Our plan is to start migrating to dbt core and amongst the frameworks we looked at, dagster’s dbt integration as software assets was very impressive. We also want to use a managed solution thus looking at dagster cloud. I signed up for the 30-day trial and because I couldn’t find a published set of IPs for serverless (we whitelist access to our Snowflake instances) I opted for a Hybrid configuration. It was pretty painless to setup a python virtual environment on my mac and kick off a local agent.
For the next step, we have other folks in the company that know their way around k8s and we have well established EKS clusters that live within VPCs that are whitelisted so I assume we could deploy our dagster agents to them. However, this brings up an issue that I am not quite clear about and want to be sure it’s supported.

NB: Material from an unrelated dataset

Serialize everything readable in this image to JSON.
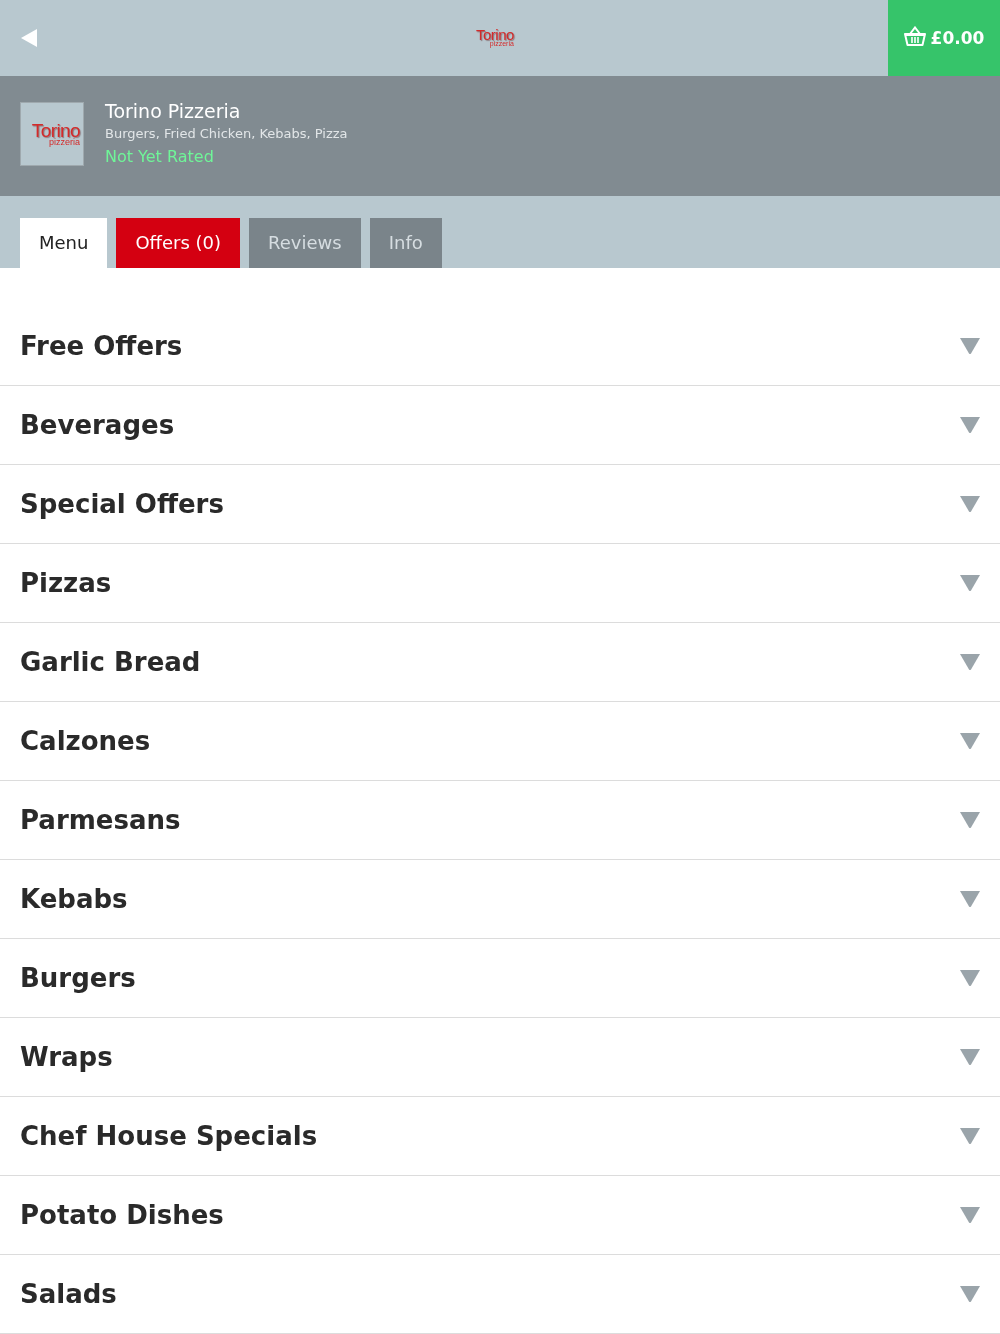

We have 5 distinct long-running environments: dev, qa, stage, prod-us, and prod-eu. Each environment would be running some version of the same code — deployed via the master branch. The need for separate environments is relevant as other services around this data may have different release lifecycles.
I believe from what I’ve read,
dagster cloud can support this but requires an Enterprise license. I’ve been trying to understand how this would work as there would be daily/hourly incremental dbt jobs that would need to run in each of these environments. It makes it a little more challenging that I have zero practical experience with dagster; therefore, the reason for this very long post. Is what we need doable? Also, if we wanted to start off initially with serverless would it be doable as well, assuming that there is an available range of static IPs that we could whitelist. I’m aware from an earlier post I saw that there currently isn’t support in EU and that it’s being considered.
One last question for now -- If it is possible to establish distinct long running environments does dagster cloud support role-based access such that one can give users access to only certain environments.